As we advanced with the development of the DataHubz platform, Hubz started to extrapolate its role as an assistant and started to look more like a sub-AI platform. A platform within the scope of another platform (talk about inception).?

Without giving away too much, here is what we did: we created two types of orchestration mechanisms:

  1. “Mechanical” orchestrations (which we refer to as “components”) and
  2. “Intelligent” orchestrations (which we refer to as “AI agents”).

The components are the operational building blocks of Hubz as an AI platform and the AI agents are engines that elevate the quality of the results produced through reasoning and automation. We added persistence and configurations across the solution (as well as a centralized knowledge base), and we established the notion of context as one of the central concerns of the platform.?

The result, for us, is nothing short of exciting: we are producing a stateful and context-aware AI platform.?

Recall that at the moment, we are not interested in general activities. Other AI solutions will probably be better for more generic tasks (or at very least, out of our scope). But for the contexts we are concerned with, Hubz can produce superior results in virtually all context-aware tasks with the borderline being comparable results with leading (and extremely expensive) LLM (and/or LLM-powered) solutions.?

What more could we ask for??

Due to this result, we are now decoupling Hubz from the DataHubz platform so people can use it regardless of being an enterprise user of the platform.?
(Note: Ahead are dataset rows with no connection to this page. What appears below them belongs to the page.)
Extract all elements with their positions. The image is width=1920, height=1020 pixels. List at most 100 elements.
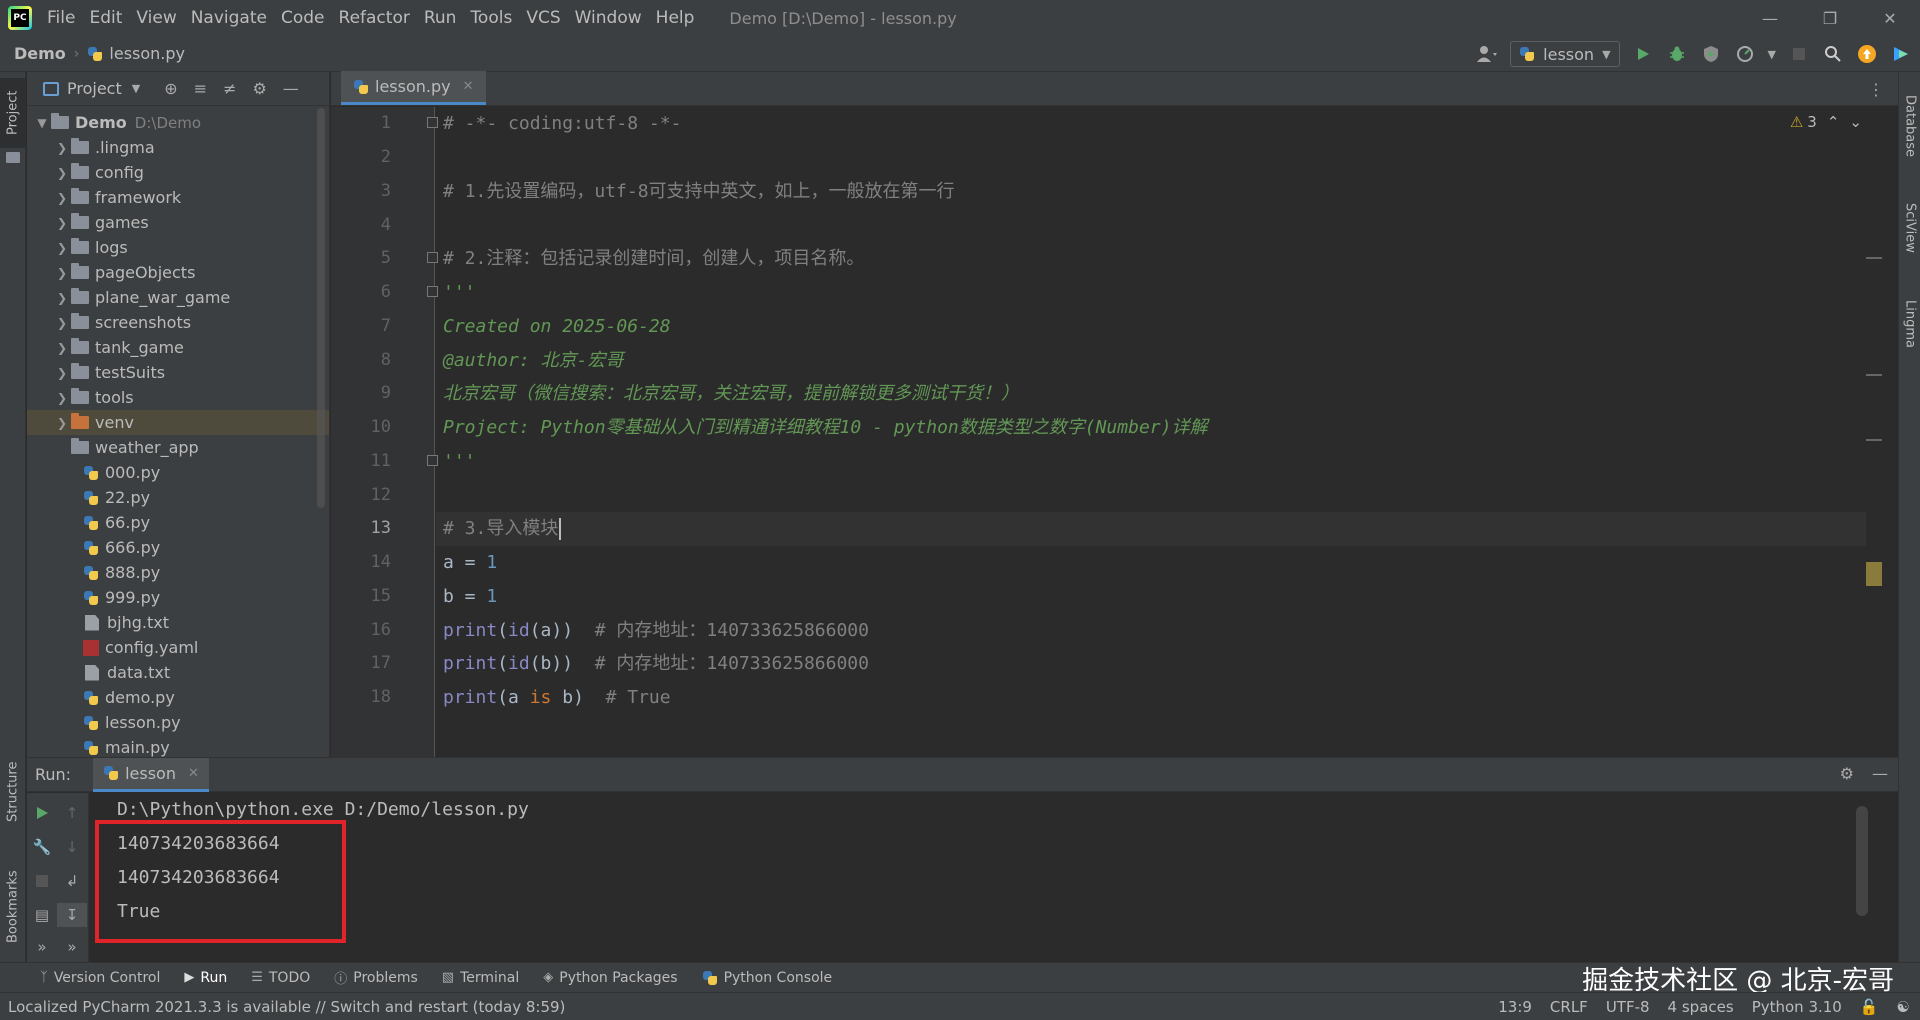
rerun-button[interactable] [27,801,57,825]
notifications-icon[interactable]: ☯ [1897,998,1910,1016]
tool-tab-database[interactable]: Database [1899,86,1920,166]
chevron-right-icon[interactable]: ❯ [53,141,71,155]
chevron-right-icon[interactable]: ❯ [53,291,71,305]
tree-file[interactable]: 888.py [27,560,329,585]
tree-folder[interactable]: ❯ games [27,210,329,235]
tree-folder[interactable]: ❯ pageObjects [27,260,329,285]
tab-options-icon[interactable]: ⋮ [1868,80,1884,99]
tree-folder[interactable]: ❯ framework [27,185,329,210]
menu-code[interactable]: Code [274,8,332,28]
modify-config-button[interactable]: 🔧 [27,835,57,859]
profile-button[interactable] [1734,43,1756,65]
gear-icon[interactable]: ⚙ [252,79,266,98]
search-everywhere-button[interactable] [1822,43,1844,65]
tree-file[interactable]: bjhg.txt [27,610,329,635]
chevron-right-icon[interactable]: ❯ [53,416,71,430]
fold-marker-icon[interactable] [427,117,438,128]
run-tab-lesson[interactable]: lesson ✕ [93,757,209,792]
gear-icon[interactable]: ⚙ [1840,764,1854,783]
tab-lesson-py[interactable]: lesson.py ✕ [341,71,486,105]
menu-file[interactable]: File [40,8,82,28]
scroll-down-button[interactable]: ↓ [57,835,87,859]
tree-folder[interactable]: ❯ .lingma [27,135,329,160]
tree-folder[interactable]: ❯ tools [27,385,329,410]
scroll-up-button[interactable]: ↑ [57,801,87,825]
chevron-right-icon[interactable]: ❯ [53,341,71,355]
run-configuration-select[interactable]: lesson ▼ [1510,41,1620,67]
tree-folder[interactable]: ❯ tank_game [27,335,329,360]
tool-tab-sciview[interactable]: SciView [1899,188,1920,268]
tool-todo[interactable]: ☰ TODO [251,970,310,986]
error-stripe-mark[interactable] [1866,257,1882,259]
chevron-down-icon[interactable]: ⌄ [1849,113,1862,131]
inspection-widget[interactable]: ⚠ 3 ⌃ ⌄ [1790,113,1862,131]
tool-python-packages[interactable]: ◈ Python Packages [543,970,677,986]
tree-folder[interactable]: ❯ screenshots [27,310,329,335]
menu-window[interactable]: Window [568,8,649,28]
scroll-to-end-button[interactable]: ↧ [57,903,87,927]
tool-tab-lingma[interactable]: Lingma [1899,284,1920,364]
more-run-options-icon[interactable]: ▼ [1768,48,1776,61]
console-scrollbar[interactable] [1856,806,1868,916]
tree-file[interactable]: config.yaml [27,635,329,660]
minimize-button[interactable]: — [1740,0,1800,36]
chevron-up-icon[interactable]: ⌃ [1827,113,1840,131]
menu-refactor[interactable]: Refactor [332,8,417,28]
run-button[interactable] [1632,43,1654,65]
close-tab-icon[interactable]: ✕ [463,79,474,94]
chevron-right-icon[interactable]: ❯ [53,366,71,380]
chevron-down-icon[interactable]: ▼ [132,82,140,95]
status-message[interactable]: Localized PyCharm 2021.3.3 is available … [8,998,565,1016]
breadcrumb-file[interactable]: lesson.py [109,44,185,63]
tree-file[interactable]: 666.py [27,535,329,560]
tool-version-control[interactable]: ᛉ Version Control [40,970,160,986]
code-editor[interactable]: 1 2 3 4 5 6 7 8 9 10 11 12 13 14 15 16 1… [331,107,1898,757]
debug-button[interactable] [1666,43,1688,65]
more-actions-button[interactable]: » [57,935,87,959]
collapse-all-icon[interactable]: ≠ [223,79,236,98]
chevron-right-icon[interactable]: ❯ [53,166,71,180]
tree-folder[interactable]: ❯ venv [27,410,329,435]
chevron-down-icon[interactable]: ▼ [33,116,51,130]
menu-vcs[interactable]: VCS [519,8,567,28]
tree-file[interactable]: demo.py [27,685,329,710]
menu-navigate[interactable]: Navigate [184,8,274,28]
tool-terminal[interactable]: ▧ Terminal [442,970,519,986]
tree-folder[interactable]: ❯ config [27,160,329,185]
run-console[interactable]: D:\Python\python.exe D:/Demo/lesson.py 1… [117,793,1877,963]
tool-tab-structure[interactable]: Structure [0,752,26,832]
stop-button[interactable] [27,869,57,893]
lock-icon[interactable]: 🔓 [1860,998,1879,1016]
layout-button[interactable]: ▤ [27,903,57,927]
fold-marker-icon[interactable] [427,455,438,466]
tree-file[interactable]: 999.py [27,585,329,610]
menu-view[interactable]: View [129,8,183,28]
menu-run[interactable]: Run [417,8,464,28]
stop-button[interactable] [1788,43,1810,65]
tree-file[interactable]: lesson.py [27,710,329,735]
tree-folder[interactable]: weather_app [27,435,329,460]
tool-problems[interactable]: ⓘ Problems [334,968,418,988]
close-window-button[interactable]: ✕ [1860,0,1920,36]
error-stripe-mark[interactable] [1866,374,1882,376]
python-interpreter[interactable]: Python 3.10 [1752,998,1842,1016]
coverage-button[interactable] [1700,43,1722,65]
more-actions-button[interactable]: » [27,935,57,959]
tool-tab-bookmarks[interactable]: Bookmarks [0,862,26,952]
breadcrumb-project[interactable]: Demo [14,44,66,63]
close-tab-icon[interactable]: ✕ [188,766,199,781]
menu-tools[interactable]: Tools [463,8,519,28]
chevron-right-icon[interactable]: ❯ [53,216,71,230]
chevron-right-icon[interactable]: ❯ [53,191,71,205]
project-view-title[interactable]: Project [67,79,122,98]
tree-file[interactable]: 000.py [27,460,329,485]
warning-stripe-mark[interactable] [1866,562,1882,586]
soft-wrap-button[interactable]: ↲ [57,869,87,893]
error-stripe-mark[interactable] [1866,439,1882,441]
chevron-right-icon[interactable]: ❯ [53,316,71,330]
tree-file[interactable]: data.txt [27,660,329,685]
lingma-button[interactable] [1890,43,1912,65]
chevron-right-icon[interactable]: ❯ [53,241,71,255]
tool-tab-project[interactable]: Project [0,78,26,148]
tree-file[interactable]: 22.py [27,485,329,510]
Keep in mind that Llama 3.2 is a tiny LLM (emphasis on the tiny). It runs on any personal computer. Think about the carbon footprint of this solution, the overall cost savings, and the scaling opportunities (we are far from exhausting the possibilities here). Where is then the "secret sauce"? In the orchestration layer, the stateful nature of the platform, and the context-aware knowledge base.

If you are curious, our supported contexts right now only include data management, data analytics, and data visualization. But these results are the confirmation we needed to expand to more contexts. Hubz works for everything but supported contexts lead to superior results.

We plan to start releasing beta access to Hubz in the next couple of weeks.